And so it was with Publish What You Fund, an organisation that was established only six years ago but has already been enormously influential in taking forward its mission – to persuade aid organisations to be transparent about how much aid they are giving, where and for what.
Why do they do this? Well, one story that we heard when helping them to renew their strategy was that after Typhoon Hyan hit the Philippines, the government had little idea as to what aid was arriving in the country, leading to real problems in knowing how best to help those in need.
This problem goes right through the aid sector, leading to inefficiencies and, on occasion, corrupt or inappropriate use of aid.
So this small band of people set out to change this situation, and six years later over 200 donor organisations have started publishing their information in a common, open standard that can be freely accessed, used and compared.
How have they been so successful?

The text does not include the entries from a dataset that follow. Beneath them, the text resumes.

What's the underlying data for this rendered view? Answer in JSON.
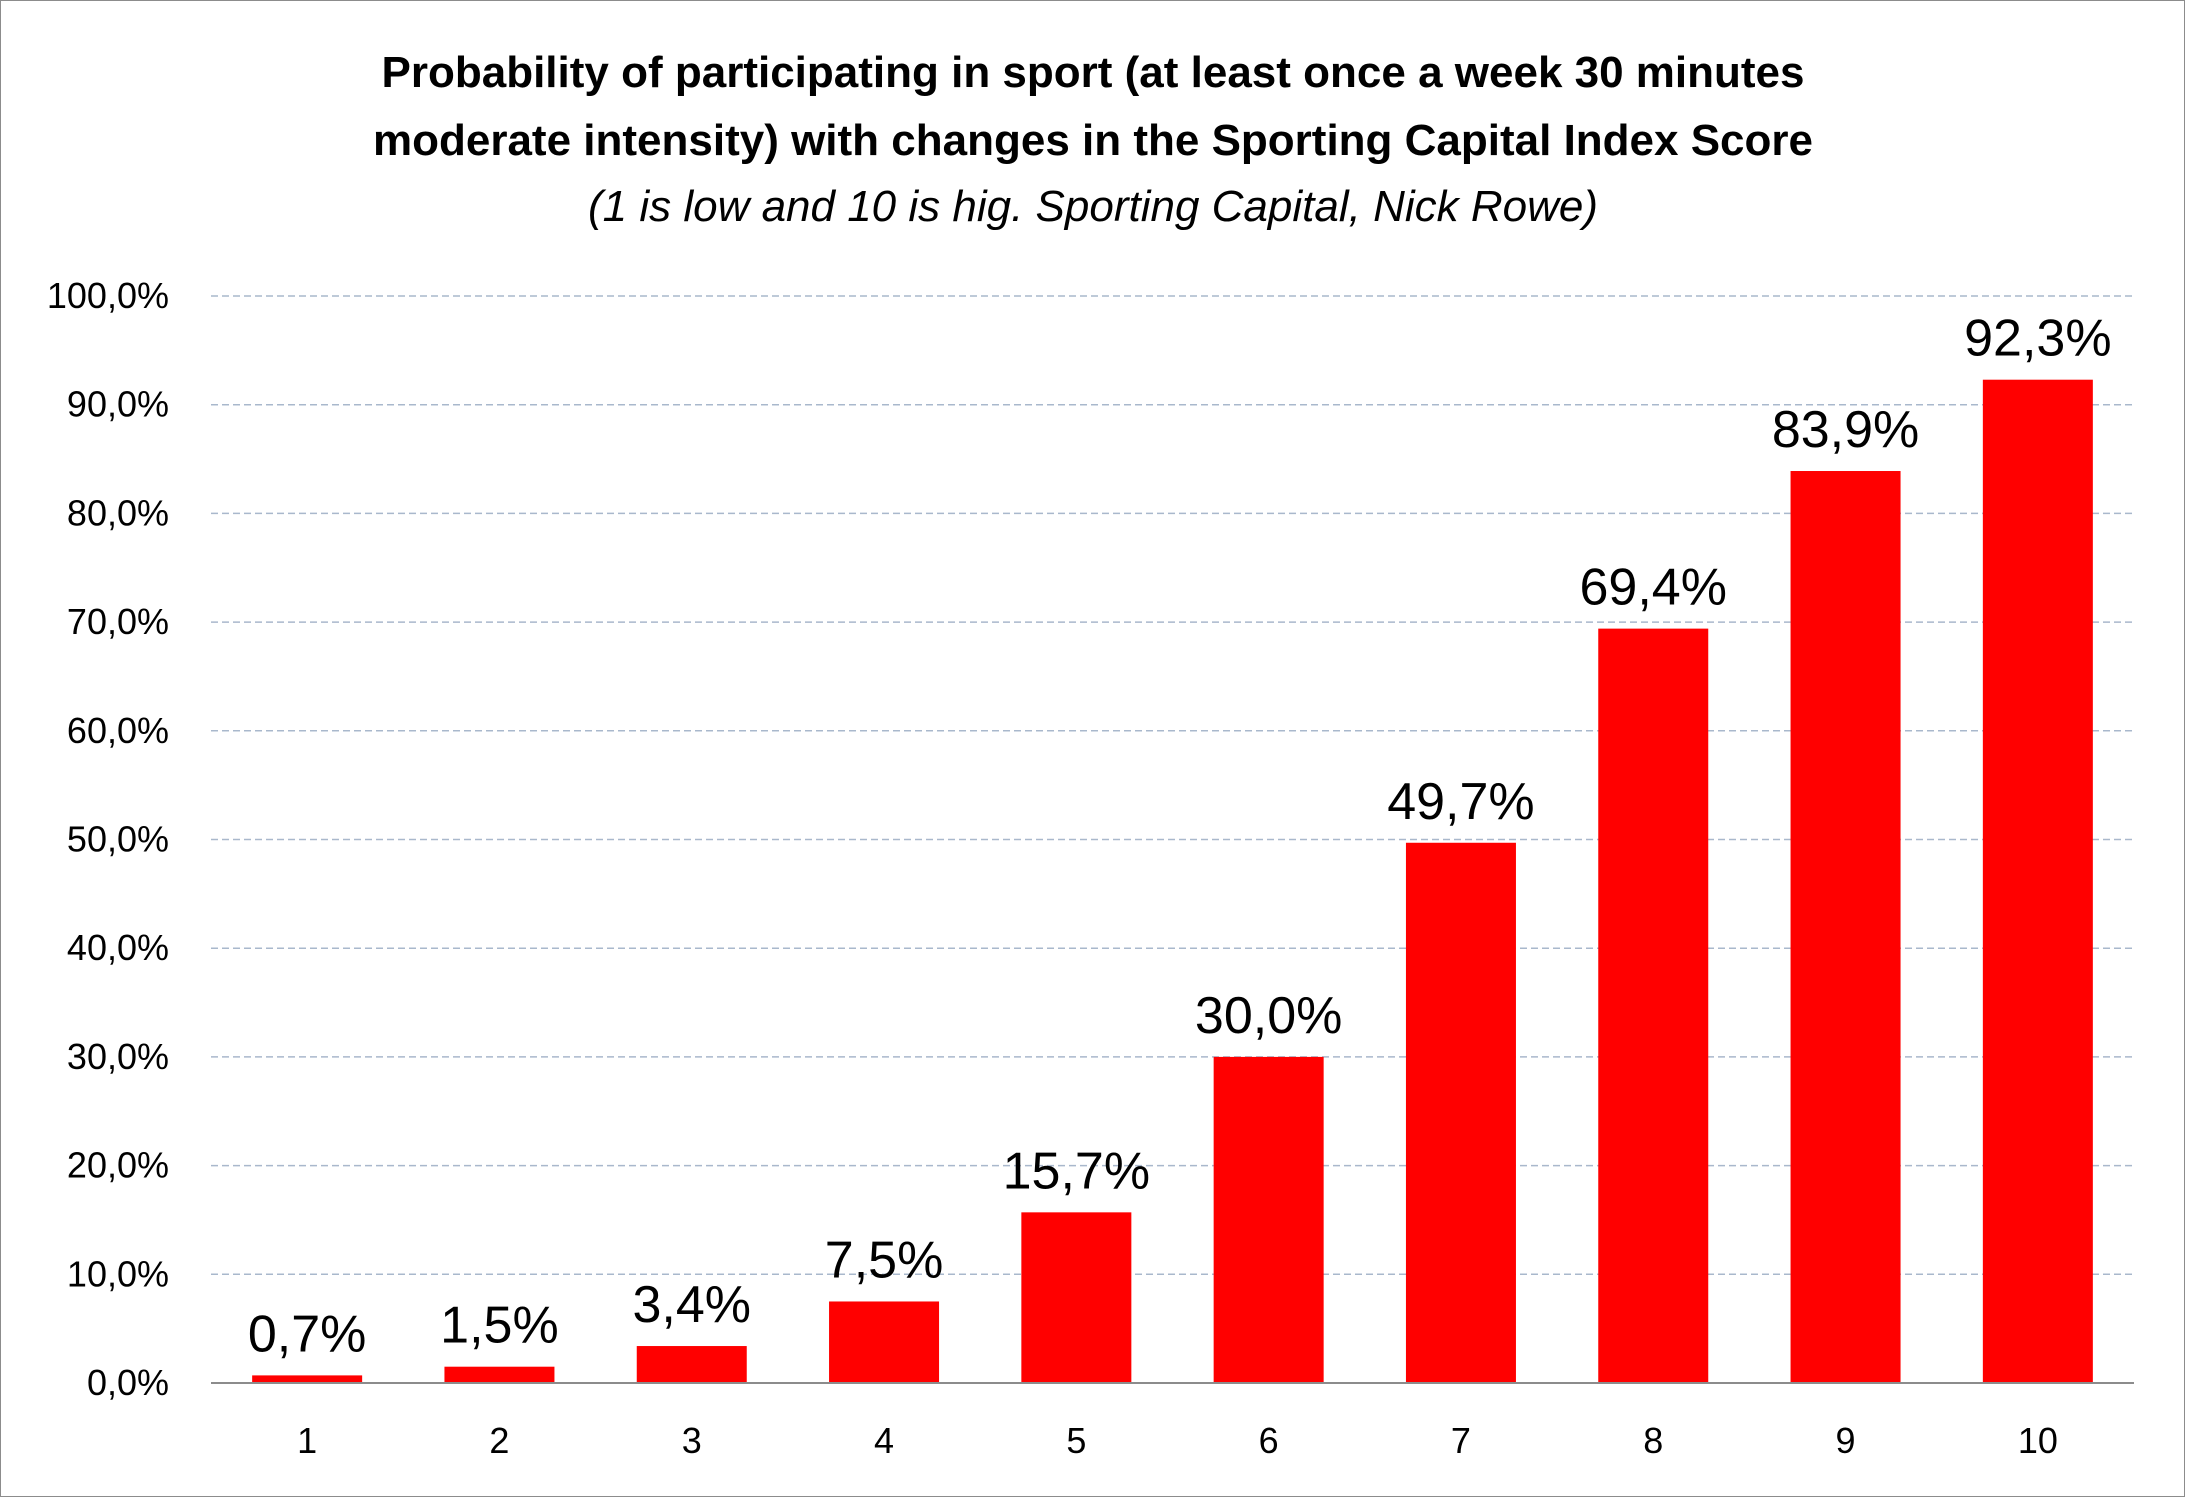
{
  "chart_data": {
    "type": "bar",
    "title_line1": "Probability of participating in sport (at least once a week 30 minutes",
    "title_line2": "moderate intensity) with changes in the Sporting Capital Index Score",
    "subtitle": "(1 is low and 10 is hig. Sporting Capital, Nick Rowe)",
    "categories": [
      "1",
      "2",
      "3",
      "4",
      "5",
      "6",
      "7",
      "8",
      "9",
      "10"
    ],
    "values": [
      0.7,
      1.5,
      3.4,
      7.5,
      15.7,
      30.0,
      49.7,
      69.4,
      83.9,
      92.3
    ],
    "data_labels": [
      "0,7%",
      "1,5%",
      "3,4%",
      "7,5%",
      "15,7%",
      "30,0%",
      "49,7%",
      "69,4%",
      "83,9%",
      "92,3%"
    ],
    "yticks": [
      0,
      10,
      20,
      30,
      40,
      50,
      60,
      70,
      80,
      90,
      100
    ],
    "ytick_labels": [
      "0,0%",
      "10,0%",
      "20,0%",
      "30,0%",
      "40,0%",
      "50,0%",
      "60,0%",
      "70,0%",
      "80,0%",
      "90,0%",
      "100,0%"
    ],
    "ylim": [
      0,
      100
    ],
    "xlabel": "",
    "ylabel": "",
    "grid": true,
    "legend": "none",
    "bar_color": "#ff0000",
    "grid_color": "#a9b8cc"
  }
}
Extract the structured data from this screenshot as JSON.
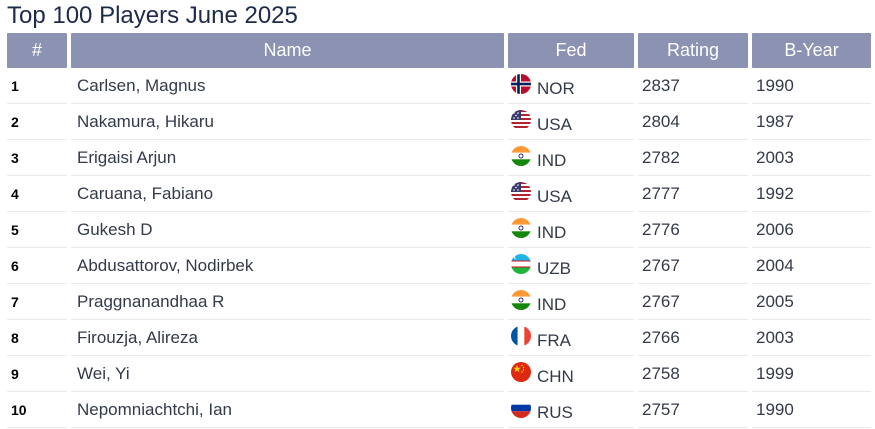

Rachel Rank, Deputy Director said: “People often say to us ‘Oh you are so lucky having such a clear focus for your work’, to which we reply – ‘That is no mistake’. The clear request that we are making of aid organisations – and the fact that we closely track their progress through an annual Aid Transparency Index, just makes our job a lot clearer. Not easy, but clear”.
Recent big wins include France, Japan and the U.S. starting to make their aid information more available. This was a result of targeted advocacy combined with technical advice by the organisation.
Publish What You Fund asked One Leadership to help them to renew their strategy. When your organisation is trying to lead big change in the world, shifting systems or taking on the most complex challenges, we liken the process to trying to move an elephant – if you only have a small amount of pressure to apply, you need to ensure that your pin is sharp. And that your team is working as one to apply that pressure together.
Liz Steele, European Representative, said: “Alister and Ollie from One Leadership helped us work through an enormous amount of possible options whilst at the same time creating an even greater sense of cohesion and fun in the team at a time when we could easily have descended into long-winded discussions that made little progress. By developing a positive environment of trust and creativity they enabled us to identify our strengths and address our challenges, empowering us to work together more effectively to take forward our strategic planning process.”